Yes, we should work toward intrinsic motivation. But intrinsic motivation begins with extrinsic motivation. Take for example a child who doesn’t want to complete their homework. Sure, completing your homework will get you better grades, teacher recognition, and you’ll feel good about yourself. But that reward is far off, and the boring homework needs to be done right now. In these cases, reinforcement is useful for getting an immediate reward for good behavior. Then, once we have enough incidents of good behavior (e.g. doing your homework every night), we’re able to contact those longer term reinforcers like teacher praise, good grades, or feeling good about yourself. That’s when intrinsic motivation starts. Reinforcers are just the tool to get you there.

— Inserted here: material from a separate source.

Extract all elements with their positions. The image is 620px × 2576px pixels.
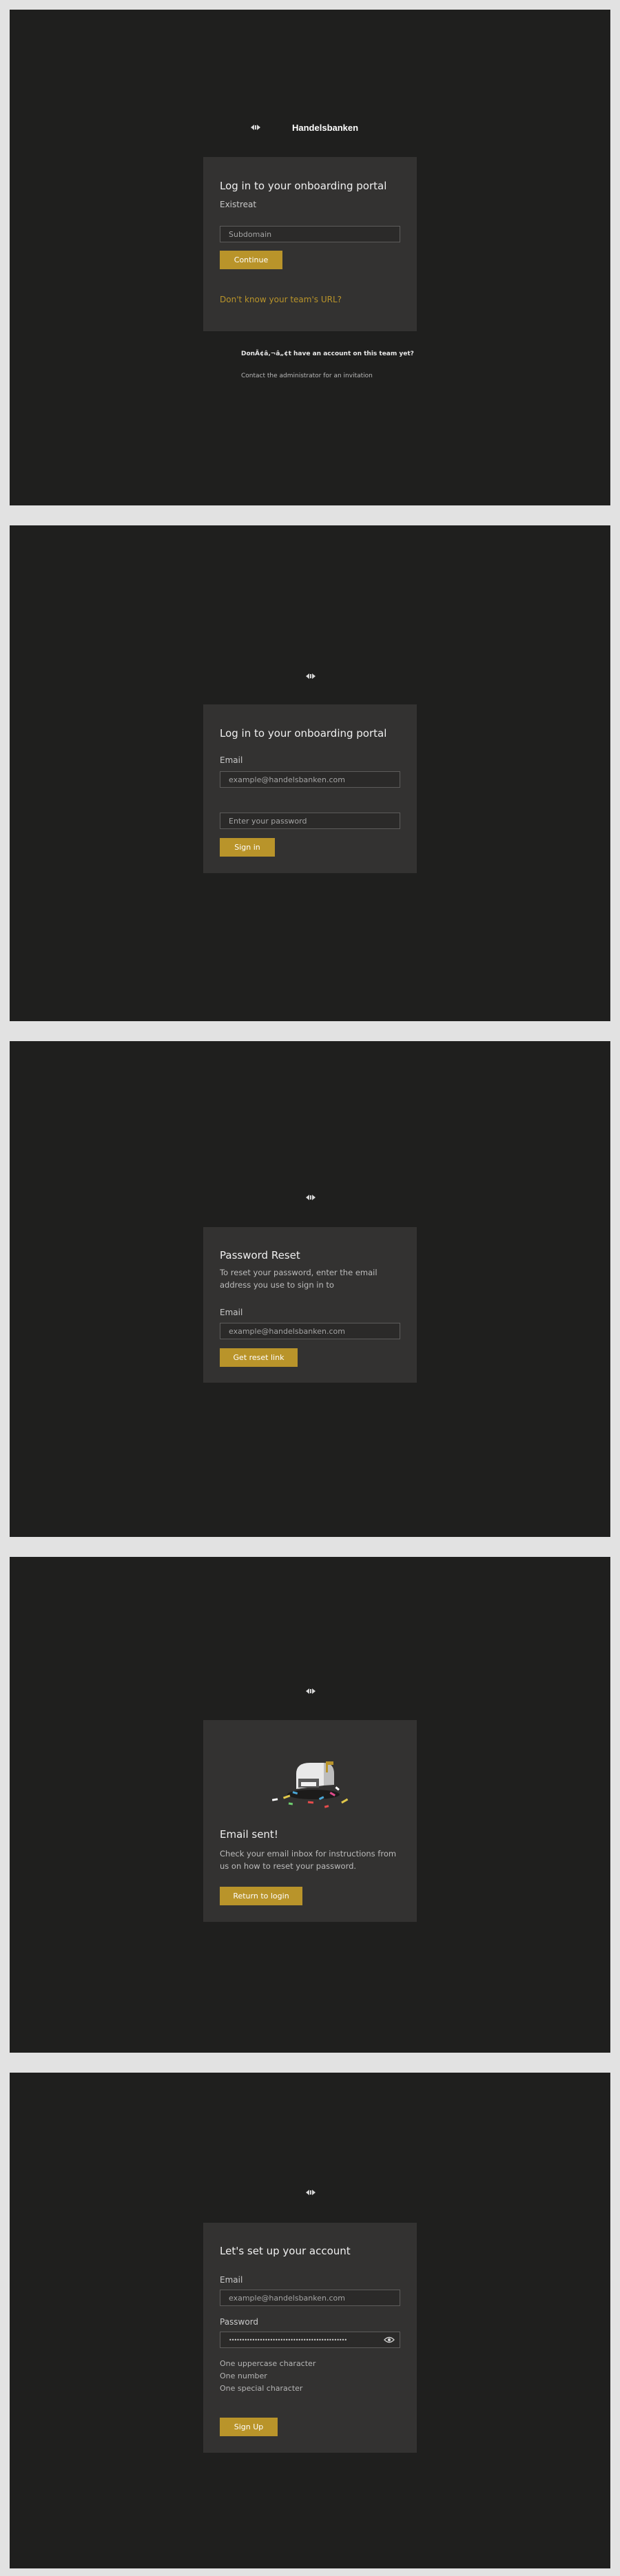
sign-in-button[interactable]: Sign in [220, 838, 275, 857]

Definitely not. ABA is a general mental health treatment, meaning that it’s been proven to be effective for a variety of disabilities, not just autism. Historically, the largest population receiving ABA therapy has been individuals with autism. But (depending on your insurance) we can work with a variety of disabilities. Give us a call to find out if we can help you!
Absolutely! ABA is nothing more that the implementation of the scientific principles of learning and motivation to teach skills and reduce problem behaviors. It works just as well with older children and teens as it does with young children.
You can be as involved as you want. We love parent involvement! Our goal is always to transfer our skills over to you so that we can go on to other kids who needs us. So the more questions you ask, the better! We will also include parent training as part of your child’s treatment.